There are currently five call centers in Virginia staffed with its own mobile units. The department also works with several private providers, like Behavioral Health Services of Virginia. Mental Health advocates say the need for services continues to be great.

“It’s a civic responsibility to make sure the services that every Virginian deserves are available and it’s been a tremendously difficult few years for sure," Assistant Commissioner for Crisis Services Curt Gleeson said.

In the year since the 9-8-8 hotline launched last July, call volume has increased by 40%.

"It’s meant that more than 5 million people have been able to connect to a crisis counselor in their moment of need to get the services and support that 988 offers," said Hannah Wesolowski, the director of field advocacy at the National Alliance on Mental Illness. (NAMI) "That saves lives."
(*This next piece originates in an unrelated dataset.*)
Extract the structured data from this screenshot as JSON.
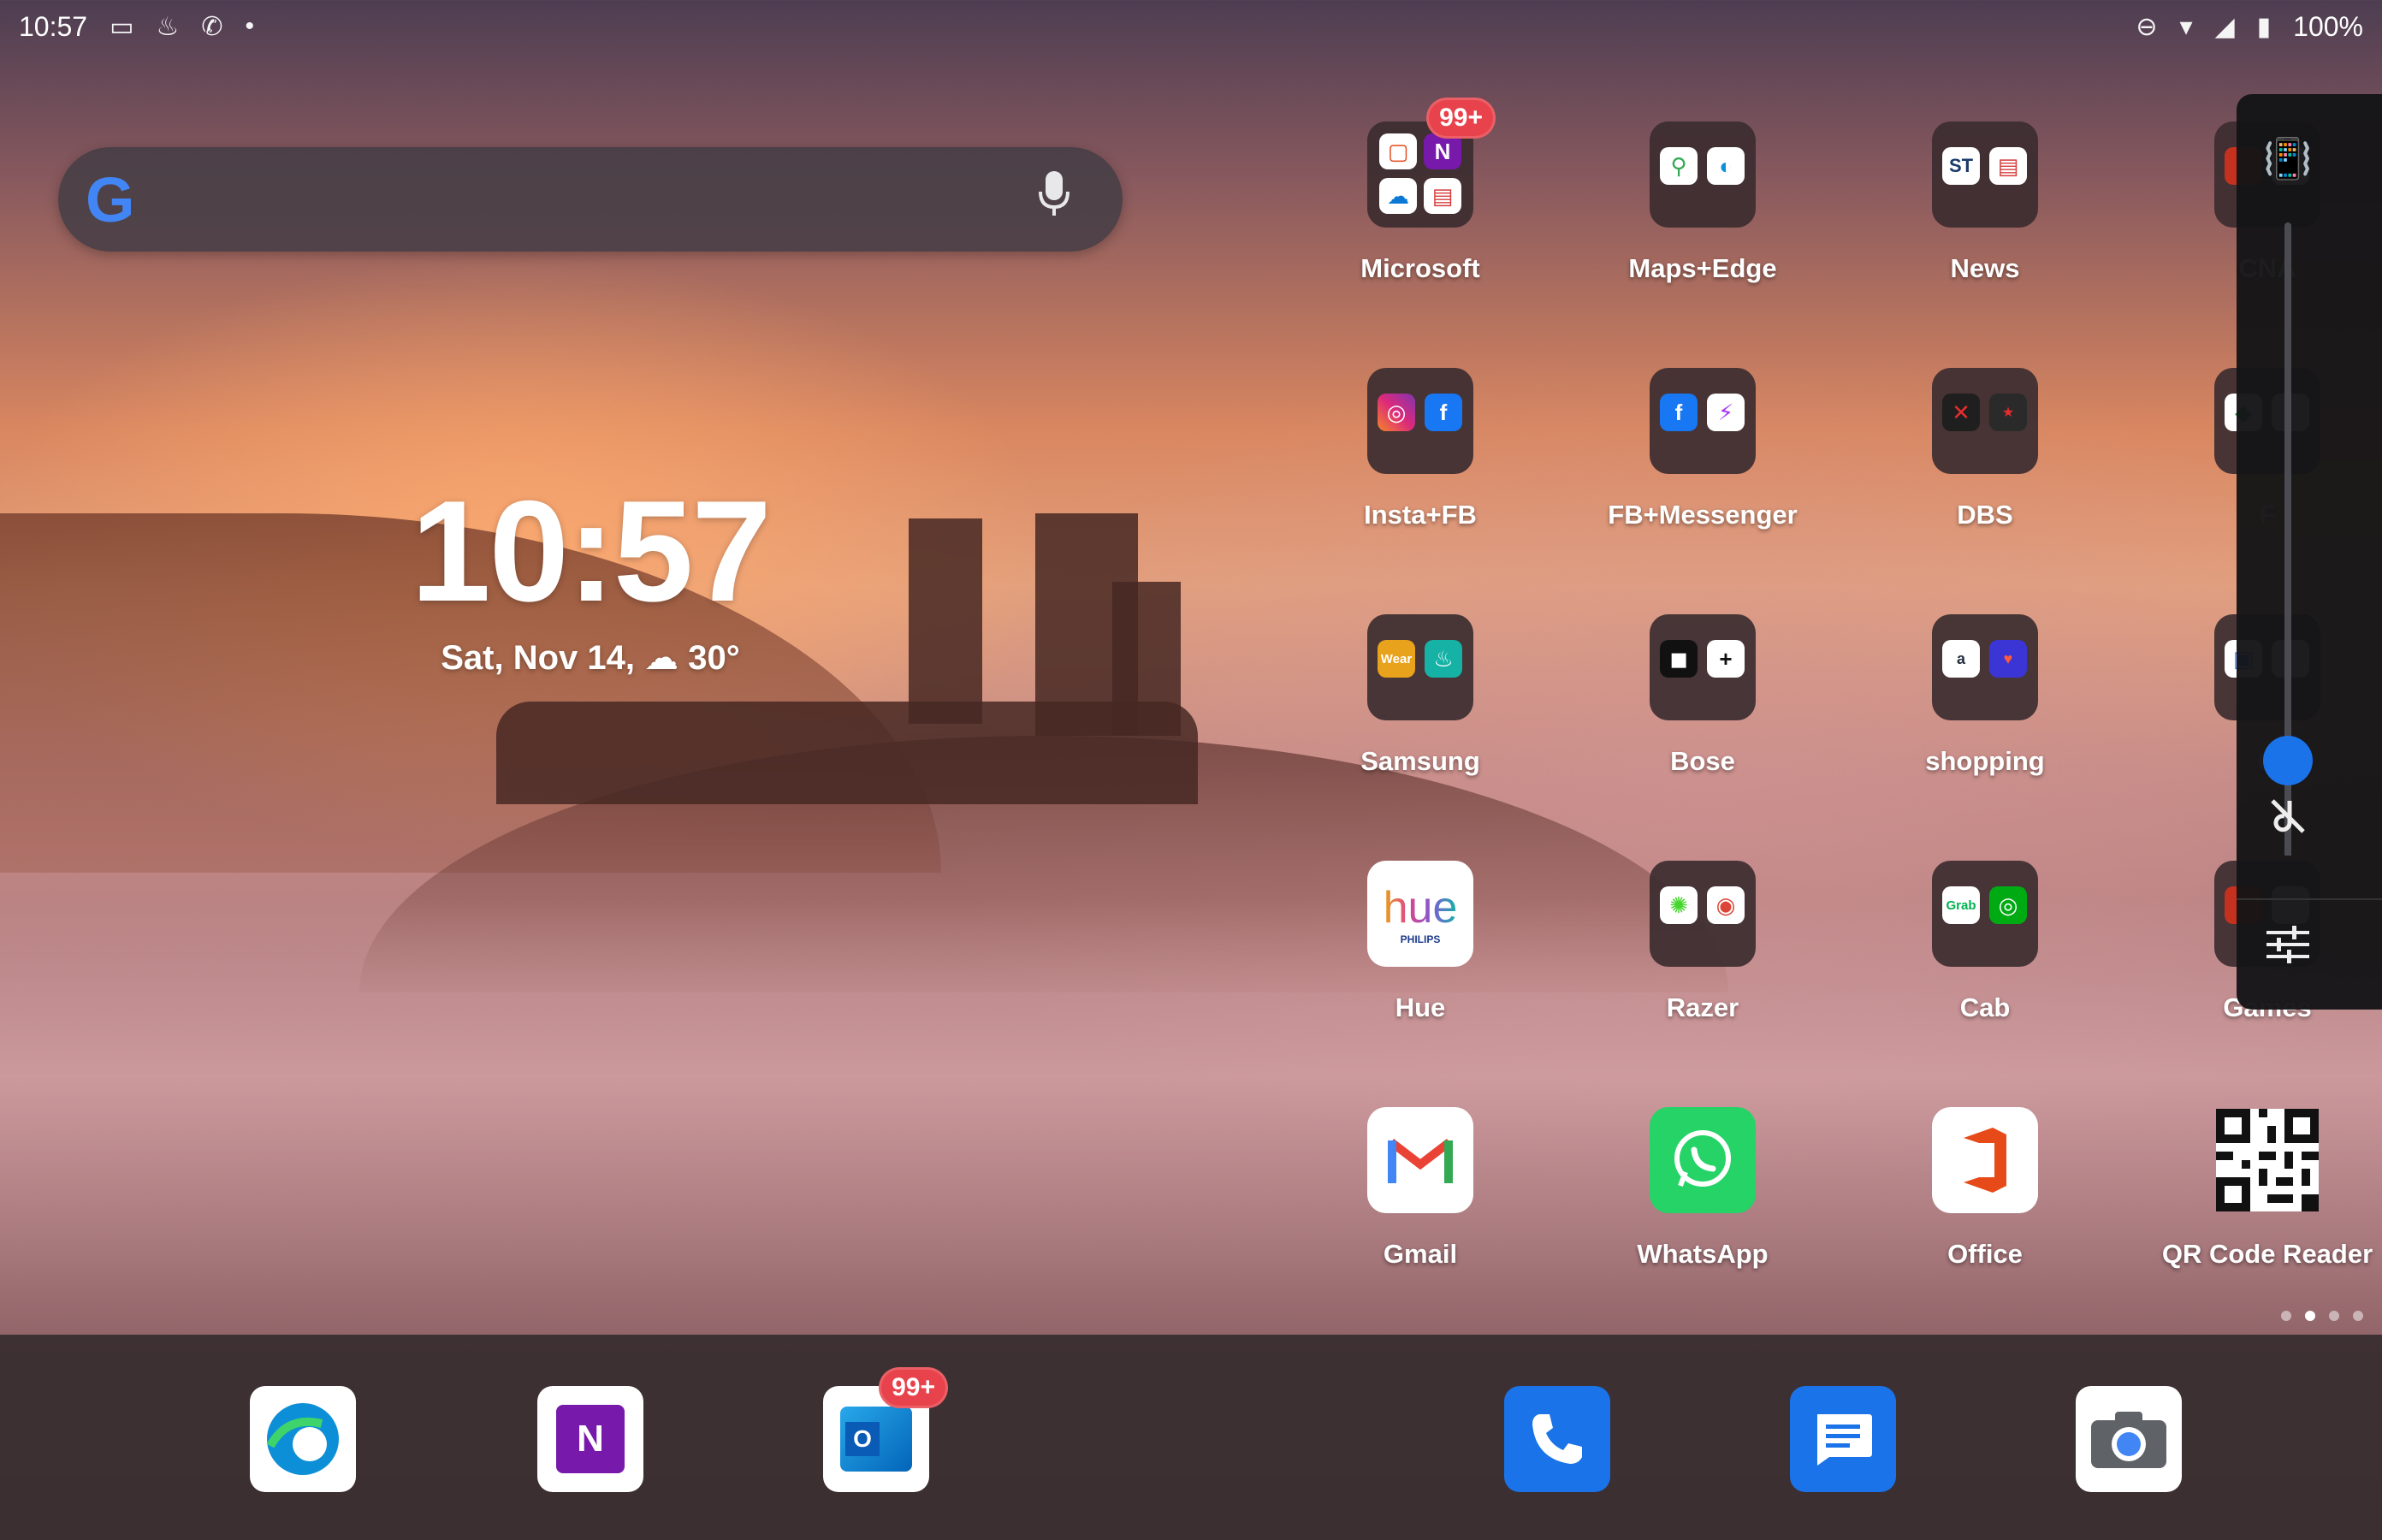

Wesolowski said even more lives could be saved if more people knew about the hotline. New promotional materials, being launched this year, are expected to help in building awareness.

A recent NAMI poll found 82% of Americans were still not familiar with the 988 hotline.

Another challenging issue is the lack of mental health care workers available to assist with follow-up or stabilization services after callers speak to a trained counselor on the hotline.

While Virginia is ahead of the curve nationwide and is a leader in funding services like 988, the Virginia General Assembly has been unable to finalize a state budget. That has tied up funding, including millions for mental health care that would go toward longer-term stabilization services.

Patrick said that funding could go toward recruiting and training more resources, like mobile response teams.

“I think funding would greatly help with that,” Patrick says. “The education piece but actually having staff and boots on the ground to actually do the work.”

And with the demand for 988 anticipated to increase by 50% as more people become aware of the lifesaving resource, healthcare advocates say now is the time to act.